Сто осколков одного чувства (Корф) - страница 33

– А если мне заблагорассудится в вас влюбиться?

– Влюбляйтесь...

– Вы серьезно?

– А вы?

– Жизнь покажет...


Настоящее время.

– Ну вот... Теперь все болит...

– Вам, бабам, не угодишь. И так плохо, и эдак.

– Ладно, молчи уж.

– Молчу... (зевает) Пиво-то осталось?

– Опрокинулось, вон бутылка на полу...

– Ладно, хуй с ним. Спим.

– Спим.


Засыпают, крепко обнявшись...

Эротический этюд # 15

Он не раз прогонял ее, не стесняясь в выражениях. Он любил быть один, несмотря на невыносимое количество баб, вечно летящих на него с растопыренными крылышками. Но она оказалась упорнее многих, и возвращалась снова и снова. Она уже устала от разговоров и смотрела на него со скорбным пониманием обреченной. Что заставляло его снова и снова принимать ее? Что заставляло ее снова и снова возвращаться?

Воистину, пожар в доме начинается с антресолей, где тлеют керосином страсти человеческие.

Никто из них не заметил, как банальный роман перешел к надругательству над самим собой.

Поначалу злодейство, которое он учинил над ней, еще носило некий привкус эротики. Во всяком случае, его скандальные акции сопровождались бурной эякуляцией, а ее робкие ответы – потаенными фейерверками во флигеле чувственности, сиротливо стоящем рядом с барским домом немого обожания.

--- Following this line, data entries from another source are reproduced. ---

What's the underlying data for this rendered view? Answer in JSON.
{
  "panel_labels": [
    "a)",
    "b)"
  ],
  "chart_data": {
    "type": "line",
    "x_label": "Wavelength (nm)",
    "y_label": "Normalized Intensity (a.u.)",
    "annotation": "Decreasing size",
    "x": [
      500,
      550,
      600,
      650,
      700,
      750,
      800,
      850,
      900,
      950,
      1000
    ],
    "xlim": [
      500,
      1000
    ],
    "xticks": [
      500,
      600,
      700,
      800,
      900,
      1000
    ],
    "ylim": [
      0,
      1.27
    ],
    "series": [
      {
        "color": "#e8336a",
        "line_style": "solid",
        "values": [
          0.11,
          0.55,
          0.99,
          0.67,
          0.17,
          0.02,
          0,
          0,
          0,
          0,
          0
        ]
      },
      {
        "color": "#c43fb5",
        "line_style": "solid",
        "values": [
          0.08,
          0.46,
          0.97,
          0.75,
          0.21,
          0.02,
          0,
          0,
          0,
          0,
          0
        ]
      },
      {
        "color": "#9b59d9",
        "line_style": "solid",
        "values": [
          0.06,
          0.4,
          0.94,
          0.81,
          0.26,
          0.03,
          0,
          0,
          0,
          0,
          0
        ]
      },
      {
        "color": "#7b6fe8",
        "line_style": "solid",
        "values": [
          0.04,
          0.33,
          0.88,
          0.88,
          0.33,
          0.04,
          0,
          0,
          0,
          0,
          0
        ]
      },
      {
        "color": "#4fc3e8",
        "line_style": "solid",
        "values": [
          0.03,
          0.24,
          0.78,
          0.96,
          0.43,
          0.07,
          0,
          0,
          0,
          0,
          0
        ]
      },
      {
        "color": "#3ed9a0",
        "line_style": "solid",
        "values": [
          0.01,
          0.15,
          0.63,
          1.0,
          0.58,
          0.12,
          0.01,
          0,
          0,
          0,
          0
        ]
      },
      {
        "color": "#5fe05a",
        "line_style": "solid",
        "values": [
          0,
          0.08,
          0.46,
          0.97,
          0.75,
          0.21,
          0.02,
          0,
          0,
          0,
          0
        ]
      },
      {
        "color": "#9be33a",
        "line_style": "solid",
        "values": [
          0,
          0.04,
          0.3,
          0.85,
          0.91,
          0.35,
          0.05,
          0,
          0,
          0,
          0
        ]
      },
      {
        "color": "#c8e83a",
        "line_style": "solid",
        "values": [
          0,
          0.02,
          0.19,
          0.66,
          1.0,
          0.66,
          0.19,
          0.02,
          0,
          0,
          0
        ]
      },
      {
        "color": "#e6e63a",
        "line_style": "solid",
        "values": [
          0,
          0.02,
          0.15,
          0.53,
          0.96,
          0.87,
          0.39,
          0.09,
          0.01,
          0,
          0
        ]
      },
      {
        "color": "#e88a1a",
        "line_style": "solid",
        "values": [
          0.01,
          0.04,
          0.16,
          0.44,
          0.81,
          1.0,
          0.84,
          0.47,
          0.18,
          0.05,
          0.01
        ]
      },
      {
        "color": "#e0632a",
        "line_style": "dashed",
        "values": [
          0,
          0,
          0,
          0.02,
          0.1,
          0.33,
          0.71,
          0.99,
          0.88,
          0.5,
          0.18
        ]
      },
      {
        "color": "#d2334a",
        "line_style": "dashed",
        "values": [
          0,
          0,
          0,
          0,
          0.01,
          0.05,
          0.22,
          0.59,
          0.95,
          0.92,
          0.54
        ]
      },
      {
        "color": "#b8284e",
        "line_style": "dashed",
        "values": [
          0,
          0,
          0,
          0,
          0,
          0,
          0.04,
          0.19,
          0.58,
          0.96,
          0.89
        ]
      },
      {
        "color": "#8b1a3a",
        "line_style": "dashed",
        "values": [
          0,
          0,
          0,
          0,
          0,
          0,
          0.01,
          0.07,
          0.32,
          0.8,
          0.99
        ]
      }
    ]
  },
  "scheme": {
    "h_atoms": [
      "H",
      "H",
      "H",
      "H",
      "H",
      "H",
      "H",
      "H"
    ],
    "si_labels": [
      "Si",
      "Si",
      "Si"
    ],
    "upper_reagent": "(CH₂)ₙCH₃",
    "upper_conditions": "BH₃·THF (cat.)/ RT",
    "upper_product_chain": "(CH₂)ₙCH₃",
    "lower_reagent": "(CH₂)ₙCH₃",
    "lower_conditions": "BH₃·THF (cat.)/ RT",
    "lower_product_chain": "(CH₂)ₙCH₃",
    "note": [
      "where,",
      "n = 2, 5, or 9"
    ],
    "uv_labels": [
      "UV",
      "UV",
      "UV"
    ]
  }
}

Она канцелярской скрепкой соединяла черновики его бездарных дней. Он катился в пропасть, а она была жалкой стрелкой, неспособной повернуть даже его одинокий, без единого вагона, паровоз.

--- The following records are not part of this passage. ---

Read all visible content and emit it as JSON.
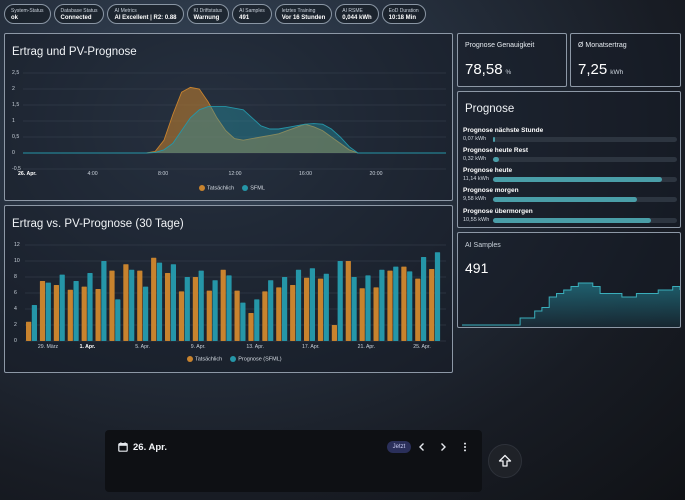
{
  "status_chips": [
    {
      "key": "System-Status",
      "value": "ok"
    },
    {
      "key": "Database Status",
      "value": "Connected"
    },
    {
      "key": "AI Metrics",
      "value": "AI Excellent | R2: 0.88"
    },
    {
      "key": "KI Driftstatus",
      "value": "Warnung"
    },
    {
      "key": "AI Samples",
      "value": "491"
    },
    {
      "key": "letztes Training",
      "value": "Vor 16 Stunden"
    },
    {
      "key": "AI RSME",
      "value": "0,044 kWh"
    },
    {
      "key": "EoD Duration",
      "value": "10:18 Min"
    }
  ],
  "forecast_card": {
    "title": "Ertrag und PV-Prognose",
    "yticks": [
      "2,5",
      "2",
      "1,5",
      "1",
      "0,5",
      "0",
      "-0,5"
    ],
    "xticks": [
      "26. Apr.",
      "4:00",
      "8:00",
      "12:00",
      "16:00",
      "20:00"
    ],
    "legend": [
      "Tatsächlich",
      "SFML"
    ]
  },
  "monthly_card": {
    "title": "Ertrag vs. PV-Prognose (30 Tage)",
    "yticks": [
      "12",
      "10",
      "8",
      "6",
      "4",
      "2",
      "0"
    ],
    "xticks": [
      "29. März",
      "1. Apr.",
      "5. Apr.",
      "9. Apr.",
      "13. Apr.",
      "17. Apr.",
      "21. Apr.",
      "25. Apr."
    ],
    "legend": [
      "Tatsächlich",
      "Prognose (SFML)"
    ]
  },
  "accuracy_card": {
    "title": "Prognose Genauigkeit",
    "value": "78,58",
    "unit": "%"
  },
  "monthly_avg_card": {
    "title": "Ø Monatsertrag",
    "value": "7,25",
    "unit": "kWh"
  },
  "prognose_card": {
    "title": "Prognose",
    "rows": [
      {
        "label": "Prognose nächste Stunde",
        "value": "0,07 kWh",
        "fraction": 0.004
      },
      {
        "label": "Prognose heute Rest",
        "value": "0,32 kWh",
        "fraction": 0.03
      },
      {
        "label": "Prognose heute",
        "value": "11,14 kWh",
        "fraction": 0.92
      },
      {
        "label": "Prognose morgen",
        "value": "9,58 kWh",
        "fraction": 0.78
      },
      {
        "label": "Prognose übermorgen",
        "value": "10,55 kWh",
        "fraction": 0.86
      }
    ]
  },
  "samples_card": {
    "title": "AI Samples",
    "value": "491"
  },
  "bottom_bar": {
    "date": "26. Apr.",
    "now_label": "Jetzt"
  },
  "colors": {
    "actual": "#c8832e",
    "forecast": "#2596a8"
  },
  "chart_data": [
    {
      "type": "area",
      "title": "Ertrag und PV-Prognose",
      "ylim": [
        -0.5,
        2.5
      ],
      "x_hours": [
        7,
        7.5,
        8,
        8.5,
        9,
        9.5,
        10,
        10.5,
        11,
        11.5,
        12,
        12.5,
        13,
        13.5,
        14,
        14.5,
        15,
        15.5,
        16,
        16.5,
        17,
        17.5,
        18,
        18.5,
        19
      ],
      "series": [
        {
          "name": "Tatsächlich",
          "values": [
            0,
            0.05,
            0.4,
            1.2,
            1.9,
            2.05,
            2.0,
            1.6,
            1.1,
            0.7,
            0.45,
            0.4,
            0.45,
            0.5,
            0.55,
            0.6,
            0.7,
            0.8,
            0.9,
            0.82,
            0.7,
            0.5,
            0.3,
            0.1,
            0
          ]
        },
        {
          "name": "SFML",
          "values": [
            0,
            0.02,
            0.1,
            0.3,
            0.7,
            1.1,
            1.35,
            1.45,
            1.45,
            1.45,
            1.4,
            1.35,
            1.1,
            0.85,
            0.75,
            0.75,
            0.8,
            0.85,
            0.9,
            0.92,
            0.9,
            0.75,
            0.5,
            0.2,
            0
          ]
        }
      ]
    },
    {
      "type": "bar",
      "title": "Ertrag vs. PV-Prognose (30 Tage)",
      "ylim": [
        0,
        12
      ],
      "categories": [
        "28.3",
        "29.3",
        "30.3",
        "31.3",
        "1.4",
        "2.4",
        "3.4",
        "4.4",
        "5.4",
        "6.4",
        "7.4",
        "8.4",
        "9.4",
        "10.4",
        "11.4",
        "12.4",
        "13.4",
        "14.4",
        "15.4",
        "16.4",
        "17.4",
        "18.4",
        "19.4",
        "20.4",
        "21.4",
        "22.4",
        "23.4",
        "24.4",
        "25.4",
        "26.4"
      ],
      "series": [
        {
          "name": "Tatsächlich",
          "values": [
            2.4,
            7.5,
            7.0,
            6.4,
            6.8,
            6.5,
            8.8,
            9.6,
            8.8,
            10.4,
            8.5,
            6.2,
            8.0,
            6.3,
            8.9,
            6.3,
            3.5,
            6.2,
            6.7,
            7.0,
            7.9,
            7.8,
            2.0,
            10.0,
            6.6,
            6.7,
            8.8,
            9.3,
            7.8,
            9.0
          ]
        },
        {
          "name": "Prognose (SFML)",
          "values": [
            4.5,
            7.3,
            8.3,
            7.5,
            8.5,
            10.0,
            5.2,
            8.9,
            6.8,
            9.8,
            9.6,
            8.0,
            8.8,
            7.6,
            8.2,
            4.8,
            5.2,
            7.6,
            8.0,
            8.9,
            9.1,
            8.4,
            10.0,
            8.0,
            8.2,
            8.9,
            9.3,
            8.7,
            10.5,
            11.1
          ]
        }
      ]
    },
    {
      "type": "area",
      "title": "AI Samples",
      "values": [
        0,
        0,
        0,
        0,
        0,
        0,
        0,
        0,
        0.1,
        0.1,
        0.2,
        0.25,
        0.4,
        0.45,
        0.5,
        0.55,
        0.6,
        0.6,
        0.55,
        0.45,
        0.45,
        0.45,
        0.4,
        0.4,
        0.45,
        0.45,
        0.45,
        0.5,
        0.5,
        0.55,
        0.5
      ]
    }
  ]
}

Вот вам скандальный эпизод. От души, с книжечкой, посидев на унитазе, он звал ее вылизывать Южные ворота своего одиночества, и она, дура, борясь с приступами рвоты, приползала на четвереньках выполнять эту нехитрую роль.

Или. Отделываясь от утренней эрекции, он добавлял сомнительных специй в ее утренний кофе. И она, сочтя эту приправу изысканной, выпивала до капельки предложенное зелье. Потом еще просила добавки и высасывала последние капли терпкого эликсира из Северных ворот его одиночества.

Или. Читая на ночь что-нибудь ортодоксальное, с кринолинами и реверансами, он, наверное, по чистой забывчивости, стряхивал пепел сигареты в ложбинку между ее грудок, отличающихся, кстати, примерной формой и сладчайшим содержанием. Бывало и так, да простит меня Общество Ревнителей Кожи, что сигарета тушилась там же, в упомянутой ложбинке, с омерзительным шипением и запахом, который заставлял почему-то вспомнить последний день Помпеи...

И ни разу, ни словом и ни жестом, он не просил ее выполнять то, что она делала. Мало того. Отдадим должное этому подлецу и развратнику. Не раз он гнал ее прочь, только бы снова остаться одному и побыстрее дожить до конца.